Proses pembelajaran matematika yang lebih baik dan bermutu harus
segera diselenggarakan. Sudah bukan zamannya lagi matematika dianggap
sebagai sesuatu yang menakutkan bagi siswa di sekolah. Jika selama ini
matematika dianggap hanya sebagai ilmu abstrak, hanya teoritis, dan
kumpulan rumus-rumus,, maka sudah saatnya matematika dianggap sebagai
sesuatu yang penting dan dirindukan oleh siswa. Oleh karena itu, seorang
guru matematika harus mampu menghadirkan pembelajaran matematika yang
menyenangkan dan humanis.
Mengubah Paradigma Pembelajaran Matematika
Pada saat ini, di negara kita paradigma mengajar masih mendominasi
kegiatan pembelajaran matematika di sekolah. Siswa masih dianggap
sebagai obyek yang belum tahu apa-apa, kertas putih bersih yang harus
diisi tulisan oleh guru, atau gelas kosong yang harus diisi air.
Sebaliknya guru memposisikan diri sebagai manusia super yang mengetahui
segalanya dan satu-satunya sumber ilmu. Guru ceramah, menggurui, dan
otoritas tertinggi di kelas berada di tangan guru.
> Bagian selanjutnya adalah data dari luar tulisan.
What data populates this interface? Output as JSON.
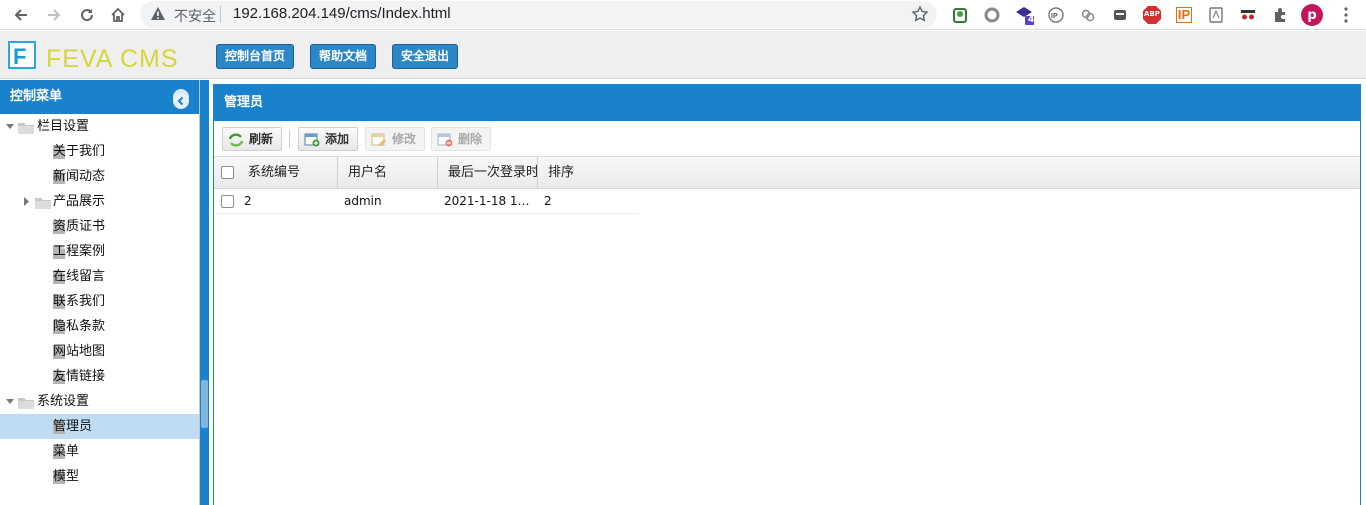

Penekanan yang berlebihan pada isi dan materi atau lebih dikenal
dengan beban kurikulum diajarkan secara terpisah. Materi itupun
diberikan dalam bentuk jadi dari buku yang bahasanya menggunakan bahasa
orang pintar, sehingga dari segi bahasa pun siswa memahami kesulitan,
apalagi materinya. Penguasaan dan pemahaman siswa terhadap konsep-konsep
materi matematika sangat lemah dan tidak mendalam. Alhasil, prestasi
belajar matematika menjadi rendah.
Pengetahuan yang diterima secara pasif membuat matematika tidak
bermakna bagi siswa. Paradigma mengajar seperti ini harus segera
ditinggalkan di dalam kelas. Sudah saatnya paradigma mengajar diganti dengan paradigma belajar ketika berada dalam kelas. Hal ini sejalan dengan teori konstruktivisme.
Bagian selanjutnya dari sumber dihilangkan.